惨遭砍杀的技师们发出的惨叫声,现在仍旧烙印在他的脑海中。

惊悚恶梦的记忆在眼皮内侧反覆明灭闪烁。

铁面具男子的哄然笑声回响在头脑深处,还有沃邦大师冷酷的声音。

以及……被封闭在棺材里的艾莉莎的悲伤恸哭。

「……!啊……唔……!」

林兹捣住双耳,发出痛苦喘息声的同时当场瘫坐在地。

全身的毛孔张开,令人不适的汗水从中冒出,滴落到地面。

林兹在艾莉莎的〈力量〉之下,被传送到里尔近郊的森林里。

在那之后,林兹为了从要塞追兵手里逃脱而拼命连续逃了两天。

「……你怎么了,突然这样。」

有只手轻轻地放到林兹肩上,他惊讶地抬起头。

面前有张少女的脸,对方正注视着他。

那是一双蓝白火焰寄宿其中的清澈眼眸。

「……啊。」

少女口中呼出的气息轻抚林兹的额头。

少女收起剑并屈膝蹲下,疑惑地皱眉。

「你的反应会不会太失礼了?你问我之后,我就把名字告诉你了耶。」

这名自称〈流浪的城姬〉的少女闹脾气般低喃着。

由于她的举动就像个普通的女孩,所以林兹也就忘了。她给人的印象跟林兹之前想像的〈城姬〉完全不同。

(这个女孩子……是〈城姬〉?)

胸中的激动情绪慢慢平息,就在林兹出神看着少女的美丽容貌时,那份苛责着他、鲜红礼拜堂里的记忆也渐渐淡薄。
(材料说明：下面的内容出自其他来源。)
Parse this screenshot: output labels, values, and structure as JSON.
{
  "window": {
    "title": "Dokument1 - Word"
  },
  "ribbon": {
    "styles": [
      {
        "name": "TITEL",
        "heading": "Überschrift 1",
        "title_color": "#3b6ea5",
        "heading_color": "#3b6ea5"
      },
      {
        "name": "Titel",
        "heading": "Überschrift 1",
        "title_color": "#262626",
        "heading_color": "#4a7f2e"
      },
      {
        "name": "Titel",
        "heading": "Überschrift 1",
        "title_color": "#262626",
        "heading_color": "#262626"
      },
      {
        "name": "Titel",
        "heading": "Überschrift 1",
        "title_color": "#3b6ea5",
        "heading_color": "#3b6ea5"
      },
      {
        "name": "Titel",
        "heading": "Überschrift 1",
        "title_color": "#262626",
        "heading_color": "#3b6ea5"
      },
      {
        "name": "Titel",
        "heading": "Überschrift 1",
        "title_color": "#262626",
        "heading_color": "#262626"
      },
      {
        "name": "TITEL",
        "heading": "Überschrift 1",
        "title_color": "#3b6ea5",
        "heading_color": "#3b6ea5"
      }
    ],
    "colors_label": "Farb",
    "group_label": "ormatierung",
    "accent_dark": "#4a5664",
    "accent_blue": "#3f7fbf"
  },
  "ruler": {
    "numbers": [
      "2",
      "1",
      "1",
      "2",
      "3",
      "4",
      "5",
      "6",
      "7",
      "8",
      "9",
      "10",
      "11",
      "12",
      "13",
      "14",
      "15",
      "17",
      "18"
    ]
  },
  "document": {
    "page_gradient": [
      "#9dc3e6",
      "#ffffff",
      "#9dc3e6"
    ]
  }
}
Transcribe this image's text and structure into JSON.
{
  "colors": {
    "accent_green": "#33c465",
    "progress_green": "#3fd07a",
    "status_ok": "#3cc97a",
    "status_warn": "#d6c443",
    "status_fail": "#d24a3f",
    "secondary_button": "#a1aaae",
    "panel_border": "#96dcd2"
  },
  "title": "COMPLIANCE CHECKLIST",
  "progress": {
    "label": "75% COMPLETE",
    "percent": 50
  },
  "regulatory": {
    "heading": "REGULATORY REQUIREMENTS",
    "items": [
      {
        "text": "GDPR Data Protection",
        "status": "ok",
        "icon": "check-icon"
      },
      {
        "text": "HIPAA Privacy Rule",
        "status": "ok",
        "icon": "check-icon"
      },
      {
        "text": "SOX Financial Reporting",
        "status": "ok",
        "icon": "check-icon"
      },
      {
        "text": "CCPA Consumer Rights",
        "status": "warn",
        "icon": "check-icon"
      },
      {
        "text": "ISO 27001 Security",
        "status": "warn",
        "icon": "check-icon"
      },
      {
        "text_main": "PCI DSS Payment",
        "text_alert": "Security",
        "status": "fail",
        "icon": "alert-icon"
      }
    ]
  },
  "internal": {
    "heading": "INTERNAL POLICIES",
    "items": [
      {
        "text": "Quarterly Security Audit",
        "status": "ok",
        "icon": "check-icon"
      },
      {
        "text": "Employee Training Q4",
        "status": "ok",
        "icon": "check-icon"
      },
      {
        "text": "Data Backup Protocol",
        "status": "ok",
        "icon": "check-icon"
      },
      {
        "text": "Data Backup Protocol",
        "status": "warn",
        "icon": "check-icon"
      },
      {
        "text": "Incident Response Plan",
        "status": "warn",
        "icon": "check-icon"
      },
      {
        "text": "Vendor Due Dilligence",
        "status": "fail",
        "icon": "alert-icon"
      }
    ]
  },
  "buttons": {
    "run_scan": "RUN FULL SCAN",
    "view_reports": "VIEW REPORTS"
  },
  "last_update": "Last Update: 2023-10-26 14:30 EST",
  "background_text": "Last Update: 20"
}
他的呼吸总算平静下来,拭去额上的汗水之后咽了一口口水。

接着……

「你就是……〈流浪的城姬〉?」

林兹询问。

「没错。」

穿着盔甲的少女用清亮的声音短促回答。

当中没有一丝犹豫。

「你就是……据说只寄宿在崇高建筑物里的精灵吗?」

他为了确认再次询问。

〈城姬〉这类事物,有一部分根本只是传说中的存在。

林兹也与其他的建筑士们有着一样的想法。

——至·今·为·止他的确是这么想的。

地下礼拜堂里发生的凄惨杀戮仪式。

那并不光是为了封住知道设计秘密之人的嘴。沃邦清楚地表示,遭到杀害的技师们是让〈城姬〉寄宿在里尔要塞的祭品。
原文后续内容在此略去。